People sniffer was the field name for a series of U.S. Army issued "personnel detectors" used during the Vietnam War. The purpose was to detect enemy soldiers in hidden positions, which were often employed in the jungle combat conditions of Vietnam. The U.S. military used two different versions of the people sniffer, one backpack version and one helicopter-mounted version.

==Detection method==
The detection method used by people sniffers depended on chemical compounds that are emitted only by human beings, such as those found in urine and sweat. The technology was developed by General Electric for the Army's Chemical Corps. Sweat, being partially composed of ammonia, when combined with hydrochloric acid produces ammonium chloride. Chemical officers planned the detection missions, later known as Operation Snoopy, while individual Chemical Corps soldiers learned how to use the detector equipment and conduct detection operations.

==XM-2==
The XM-2 personnel detector manpack, also known as the E63 manpack personnel detector, was the first version of the people sniffer employed by the Army. The XM-2 featured a backpack mounted sensor with an air intake tube on the end of a rifle. The XM-2 was problematic, as it often detected the soldier carrying it rather than the enemy. The device also made a distinct sound, easily detectable by the enemy.

==XM-3==
The XM-3 airborne personnel detector was a helicopter mounted personnel detector and the second version of the people sniffers. The XM-3 used two independent and identical units that operated in two separate modes. In 1970, the XM-3 became the M3 personnel detector; the M3 became standard issue and was employed almost daily in LOH-6, OH-58, and UH-1 helicopters.

==Effectiveness==
While useful, the detectors had to be used with some caution. People sniffers were known to be oversensitive and would often detect civilians or animals excreting bodily waste. In 1967 the Army Scientific Advisory Panel sent John D. Baldeschwieler to Vietnam in order to conduct controlled experiments and determine the ability of the people sniffers to detect ammonia. The tests showed that the people sniffer responded randomly to ammonia indicators, making it a very subjective instrument. Despite this, the ability of the people sniffer to detect other effluents, such as smoke, helped it to remain a valuable tool during the Vietnam War.

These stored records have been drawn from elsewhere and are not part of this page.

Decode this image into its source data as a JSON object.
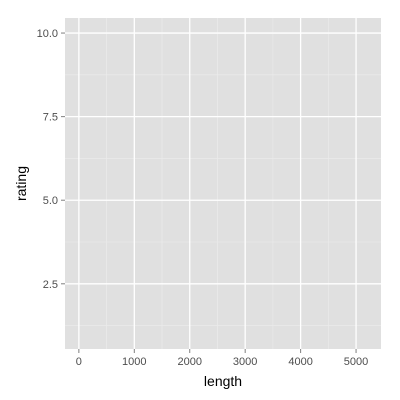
{
  "chart_data": {
    "type": "scatter",
    "title": "",
    "xlabel": "length",
    "ylabel": "rating",
    "xlim": [
      -250,
      5450
    ],
    "ylim": [
      0.55,
      10.45
    ],
    "x_ticks": [
      0,
      1000,
      2000,
      3000,
      4000,
      5000
    ],
    "x_tick_labels": [
      "0",
      "1000",
      "2000",
      "3000",
      "4000",
      "5000"
    ],
    "y_ticks": [
      2.5,
      5.0,
      7.5,
      10.0
    ],
    "y_tick_labels": [
      "2.5",
      "5.0",
      "7.5",
      "10.0"
    ],
    "x_minor_ticks": [
      500,
      1500,
      2500,
      3500,
      4500
    ],
    "y_minor_ticks": [
      1.25,
      3.75,
      6.25,
      8.75
    ],
    "points": [],
    "grid": true,
    "colors": {
      "panel_background": "#e0e0e0",
      "grid_major": "#ffffff",
      "grid_minor": "#ececec",
      "tick_mark": "#7f7f7f",
      "tick_label": "#4d4d4d"
    }
  }
}
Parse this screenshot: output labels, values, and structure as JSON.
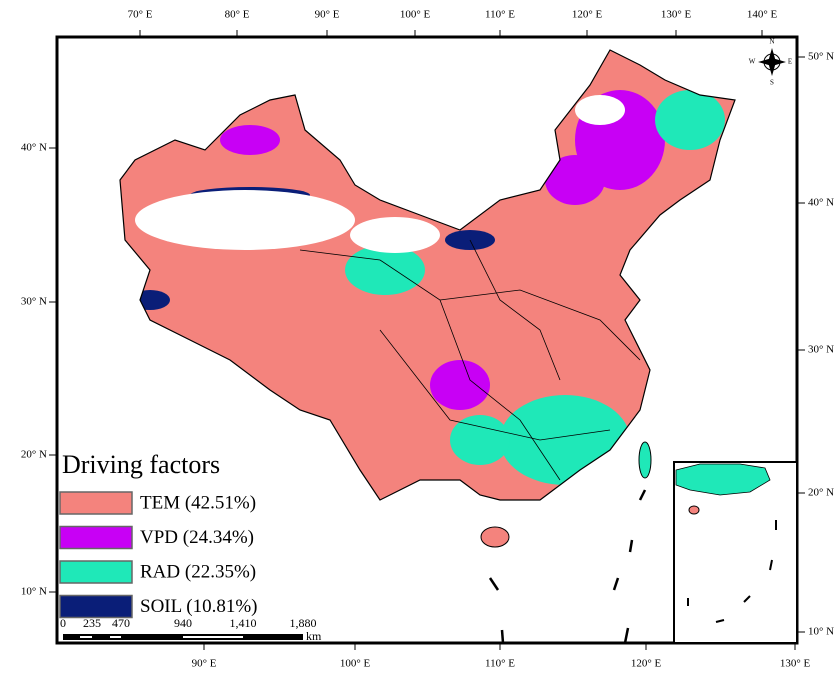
{
  "map": {
    "top_labels": [
      "70° E",
      "80° E",
      "90° E",
      "100° E",
      "110° E",
      "120° E",
      "130° E",
      "140° E"
    ],
    "bottom_labels": [
      "90° E",
      "100° E",
      "110° E",
      "120° E",
      "130° E"
    ],
    "left_labels": [
      "40° N",
      "30° N",
      "20° N",
      "10° N"
    ],
    "right_labels": [
      "50° N",
      "40° N",
      "30° N",
      "20° N",
      "10° N"
    ],
    "compass": {
      "n": "N",
      "s": "S",
      "e": "E",
      "w": "W"
    },
    "legend": {
      "title": "Driving factors",
      "items": [
        {
          "label": "TEM (42.51%)",
          "color": "#f4837d"
        },
        {
          "label": "VPD (24.34%)",
          "color": "#c800f5"
        },
        {
          "label": "RAD (22.35%)",
          "color": "#1fe8b8"
        },
        {
          "label": "SOIL (10.81%)",
          "color": "#0a1e78"
        }
      ]
    },
    "scale_bar": {
      "labels": [
        "0",
        "235",
        "470",
        "940",
        "1,410",
        "1,880"
      ],
      "unit": "km"
    }
  }
}
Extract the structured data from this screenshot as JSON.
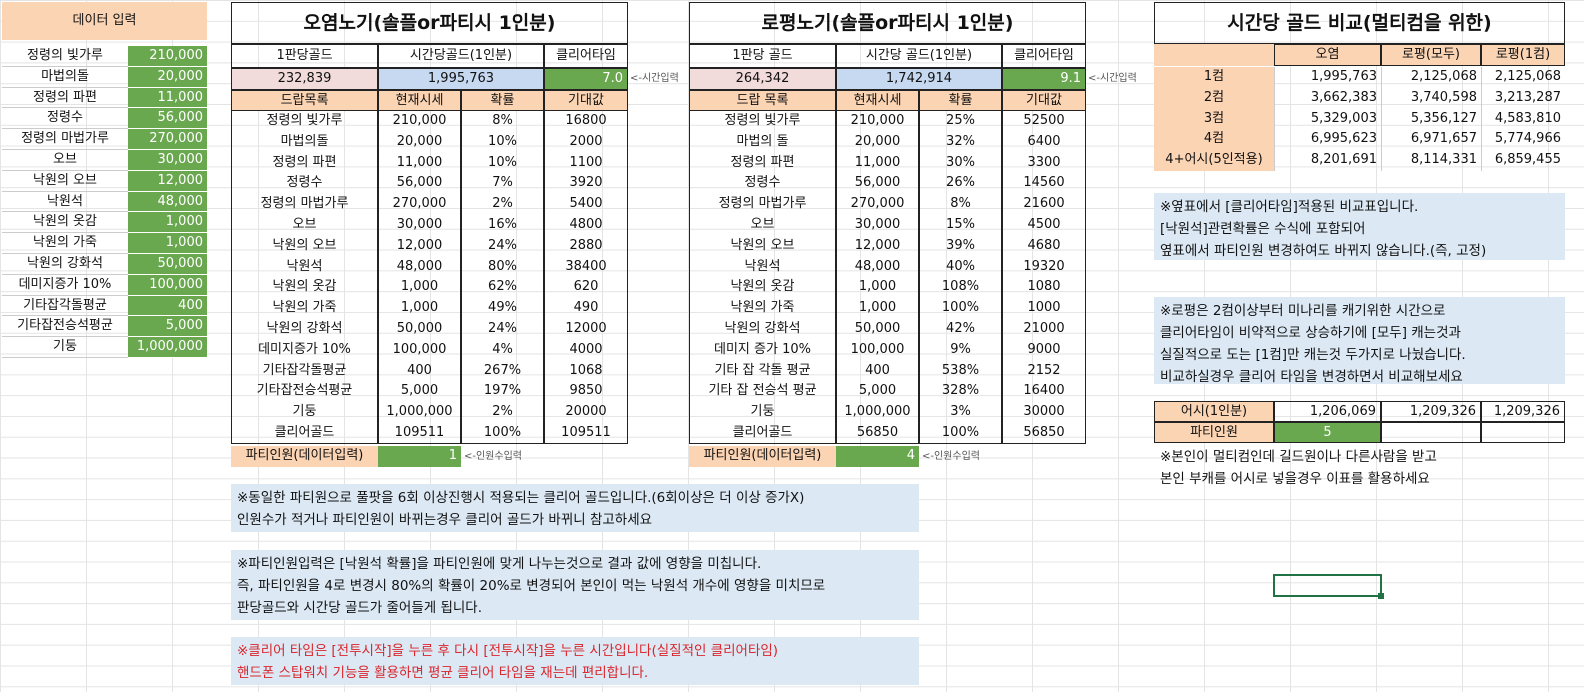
{
  "input_panel": {
    "header": "데이터 입력",
    "items": [
      {
        "name": "정령의 빛가루",
        "value": "210,000"
      },
      {
        "name": "마법의돌",
        "value": "20,000"
      },
      {
        "name": "정령의 파편",
        "value": "11,000"
      },
      {
        "name": "정령수",
        "value": "56,000"
      },
      {
        "name": "정령의 마법가루",
        "value": "270,000"
      },
      {
        "name": "오브",
        "value": "30,000"
      },
      {
        "name": "낙원의 오브",
        "value": "12,000"
      },
      {
        "name": "낙원석",
        "value": "48,000"
      },
      {
        "name": "낙원의 옷감",
        "value": "1,000"
      },
      {
        "name": "낙원의 가죽",
        "value": "1,000"
      },
      {
        "name": "낙원의 강화석",
        "value": "50,000"
      },
      {
        "name": "데미지증가 10%",
        "value": "100,000"
      },
      {
        "name": "기타잡각돌평균",
        "value": "400"
      },
      {
        "name": "기타잡전승석평균",
        "value": "5,000"
      },
      {
        "name": "기둥",
        "value": "1,000,000"
      }
    ]
  },
  "oyeom": {
    "title": "오염노기(솔플or파티시 1인분)",
    "col_headers": [
      "1판당골드",
      "시간당골드(1인분)",
      "클리어타임"
    ],
    "summary": {
      "gold_per_run": "232,839",
      "gold_per_hour": "1,995,763",
      "clear_time": "7.0"
    },
    "time_hint": "<-시간입력",
    "drop_headers": [
      "드랍목록",
      "현재시세",
      "확률",
      "기대값"
    ],
    "rows": [
      [
        "정령의 빛가루",
        "210,000",
        "8%",
        "16800"
      ],
      [
        "마법의돌",
        "20,000",
        "10%",
        "2000"
      ],
      [
        "정령의 파편",
        "11,000",
        "10%",
        "1100"
      ],
      [
        "정령수",
        "56,000",
        "7%",
        "3920"
      ],
      [
        "정령의 마법가루",
        "270,000",
        "2%",
        "5400"
      ],
      [
        "오브",
        "30,000",
        "16%",
        "4800"
      ],
      [
        "낙원의 오브",
        "12,000",
        "24%",
        "2880"
      ],
      [
        "낙원석",
        "48,000",
        "80%",
        "38400"
      ],
      [
        "낙원의 옷감",
        "1,000",
        "62%",
        "620"
      ],
      [
        "낙원의 가죽",
        "1,000",
        "49%",
        "490"
      ],
      [
        "낙원의 강화석",
        "50,000",
        "24%",
        "12000"
      ],
      [
        "데미지증가 10%",
        "100,000",
        "4%",
        "4000"
      ],
      [
        "기타잡각돌평균",
        "400",
        "267%",
        "1068"
      ],
      [
        "기타잡전승석평균",
        "5,000",
        "197%",
        "9850"
      ],
      [
        "기둥",
        "1,000,000",
        "2%",
        "20000"
      ],
      [
        "클리어골드",
        "109511",
        "100%",
        "109511"
      ]
    ],
    "party_label": "파티인원(데이터입력)",
    "party_value": "1",
    "party_hint": "<-인원수입력"
  },
  "ropyeong": {
    "title": "로평노기(솔플or파티시 1인분)",
    "col_headers": [
      "1판당 골드",
      "시간당 골드(1인분)",
      "클리어타임"
    ],
    "summary": {
      "gold_per_run": "264,342",
      "gold_per_hour": "1,742,914",
      "clear_time": "9.1"
    },
    "time_hint": "<-시간입력",
    "drop_headers": [
      "드랍 목록",
      "현재시세",
      "확률",
      "기대값"
    ],
    "rows": [
      [
        "정령의 빛가루",
        "210,000",
        "25%",
        "52500"
      ],
      [
        "마법의 돌",
        "20,000",
        "32%",
        "6400"
      ],
      [
        "정령의 파편",
        "11,000",
        "30%",
        "3300"
      ],
      [
        "정령수",
        "56,000",
        "26%",
        "14560"
      ],
      [
        "정령의 마법가루",
        "270,000",
        "8%",
        "21600"
      ],
      [
        "오브",
        "30,000",
        "15%",
        "4500"
      ],
      [
        "낙원의 오브",
        "12,000",
        "39%",
        "4680"
      ],
      [
        "낙원석",
        "48,000",
        "40%",
        "19320"
      ],
      [
        "낙원의 옷감",
        "1,000",
        "108%",
        "1080"
      ],
      [
        "낙원의 가죽",
        "1,000",
        "100%",
        "1000"
      ],
      [
        "낙원의 강화석",
        "50,000",
        "42%",
        "21000"
      ],
      [
        "데미지 증가 10%",
        "100,000",
        "9%",
        "9000"
      ],
      [
        "기타 잡 각돌 평균",
        "400",
        "538%",
        "2152"
      ],
      [
        "기타 잡 전승석 평균",
        "5,000",
        "328%",
        "16400"
      ],
      [
        "기둥",
        "1,000,000",
        "3%",
        "30000"
      ],
      [
        "클리어골드",
        "56850",
        "100%",
        "56850"
      ]
    ],
    "party_label": "파티인원(데이터입력)",
    "party_value": "4",
    "party_hint": "<-인원수입력"
  },
  "compare": {
    "title": "시간당 골드 비교(멀티컴을 위한)",
    "col_headers": [
      "오염",
      "로평(모두)",
      "로평(1컴)"
    ],
    "rows": [
      [
        "1컴",
        "1,995,763",
        "2,125,068",
        "2,125,068"
      ],
      [
        "2컴",
        "3,662,383",
        "3,740,598",
        "3,213,287"
      ],
      [
        "3컴",
        "5,329,003",
        "5,356,127",
        "4,583,810"
      ],
      [
        "4컴",
        "6,995,623",
        "6,971,657",
        "5,774,966"
      ],
      [
        "4+어시(5인적용)",
        "8,201,691",
        "8,114,331",
        "6,859,455"
      ]
    ],
    "note1": [
      "※옆표에서 [클리어타임]적용된 비교표입니다.",
      "[낙원석]관련확률은 수식에 포함되어",
      "옆표에서 파티인원 변경하여도 바뀌지 않습니다.(즉, 고정)"
    ],
    "note2": [
      "※로평은 2컴이상부터 미나리를 캐기위한 시간으로",
      "클리어타임이 비약적으로 상승하기에 [모두] 캐는것과",
      "실질적으로 도는 [1컴]만 캐는것 두가지로 나눴습니다.",
      "비교하실경우 클리어 타임을 변경하면서 비교해보세요"
    ],
    "assist_label": "어시(1인분)",
    "assist_values": [
      "1,206,069",
      "1,209,326",
      "1,209,326"
    ],
    "party_label": "파티인원",
    "party_value": "5",
    "note3": [
      "※본인이 멀티컴인데 길드원이나 다른사람을 받고",
      "본인 부캐를 어시로 넣을경우 이표를 활용하세요"
    ]
  },
  "bottom_notes": {
    "note1": [
      "※동일한 파티원으로 풀팟을 6회 이상진행시 적용되는 클리어 골드입니다.(6회이상은 더 이상 증가X)",
      "인원수가 적거나 파티인원이 바뀌는경우 클리어 골드가 바뀌니 참고하세요"
    ],
    "note2": [
      "※파티인원입력은 [낙원석 확률]을 파티인원에 맞게 나누는것으로 결과 값에 영향을 미칩니다.",
      "즉, 파티인원을 4로 변경시 80%의 확률이 20%로 변경되어 본인이 먹는 낙원석 개수에 영향을 미치므로",
      "판당골드와 시간당 골드가 줄어들게 됩니다."
    ],
    "note3": [
      "※클리어 타임은 [전투시작]을 누른 후 다시 [전투시작]을 누른 시간입니다(실질적인 클리어타임)",
      "핸드폰 스탑워치 기능을 활용하면 평균 클리어 타임을 재는데 편리합니다."
    ]
  },
  "colors": {
    "peach": "#fbd4b4",
    "green": "#6aa84f",
    "blue": "#c6d9f1",
    "pink": "#f2dcdb",
    "note_bg": "#dce9f5",
    "red_text": "#d9262c"
  }
}
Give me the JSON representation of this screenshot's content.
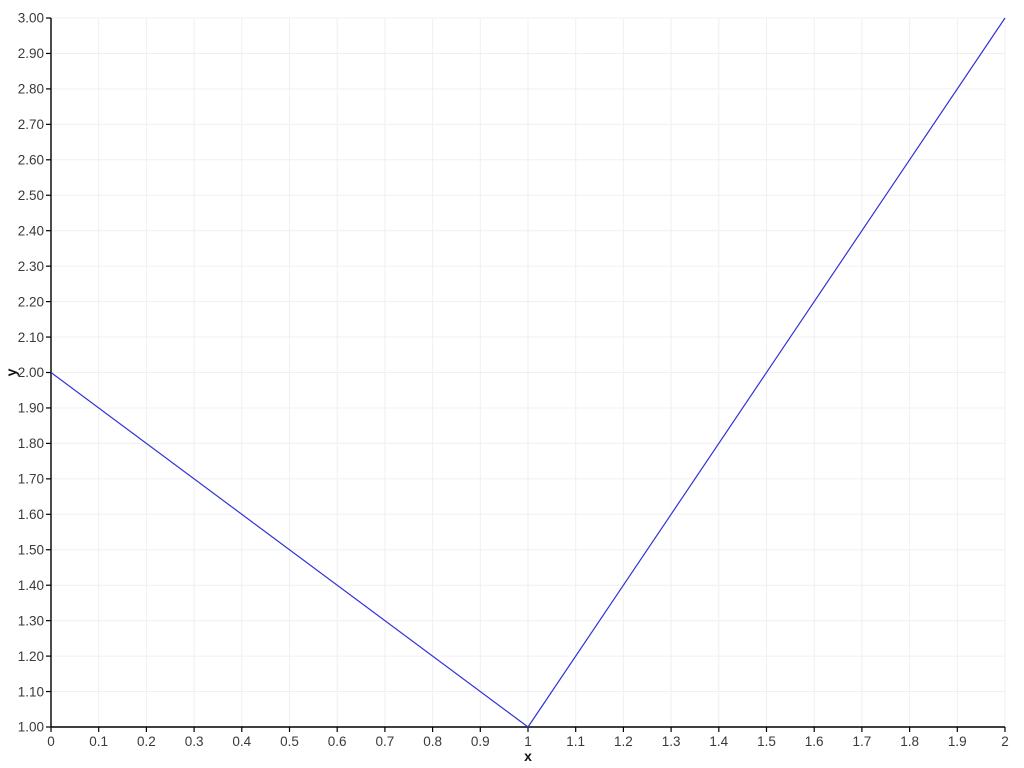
{
  "page": {
    "background": "#ffffff"
  },
  "chart_data": {
    "type": "line",
    "title": "",
    "xlabel": "x",
    "ylabel": "y",
    "xlim": [
      0,
      2
    ],
    "ylim": [
      1,
      3
    ],
    "x_tick_step": 0.1,
    "y_tick_step": 0.1,
    "x_tick_labels": [
      "0",
      "0.1",
      "0.2",
      "0.3",
      "0.4",
      "0.5",
      "0.6",
      "0.7",
      "0.8",
      "0.9",
      "1",
      "1.1",
      "1.2",
      "1.3",
      "1.4",
      "1.5",
      "1.6",
      "1.7",
      "1.8",
      "1.9",
      "2"
    ],
    "y_tick_labels": [
      "1.00",
      "1.10",
      "1.20",
      "1.30",
      "1.40",
      "1.50",
      "1.60",
      "1.70",
      "1.80",
      "1.90",
      "2.00",
      "2.10",
      "2.20",
      "2.30",
      "2.40",
      "2.50",
      "2.60",
      "2.70",
      "2.80",
      "2.90",
      "3.00"
    ],
    "grid": true,
    "legend": "none",
    "grid_color": "#f0f0f2",
    "axis_color": "#000000",
    "tick_color": "#000000",
    "tick_label_color": "#3a3a3a",
    "series": [
      {
        "color": "#3232d9",
        "x": [
          0,
          1,
          2
        ],
        "y": [
          2,
          1,
          3
        ]
      }
    ]
  }
}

The Viet Cong (VC) and the North Vietnamese Army (NVA) developed effective, low-tech countermeasures to the people sniffers. The airborne sniffers soon became recognizable to the VC and NVA and they would attempt to avoid detection by not firing on Operation Snoopy missions. (Snoopy's ability to detect smoke meant it could easily locate ground troops firing with small arms, even if under cover and camouflaged.) In later Snoopy operations, the detection helicopters were disguised as gunships in order to provoke easily detectable small arms fire.

Another effective decoy used by the NVA and VC involved hanging buckets of mud with urine in trees and then moving into another area. Tactics such as these essentially rendered people sniffers ineffective in jungle terrain, but they remained useful in open areas, such as those found in the Mekong Delta.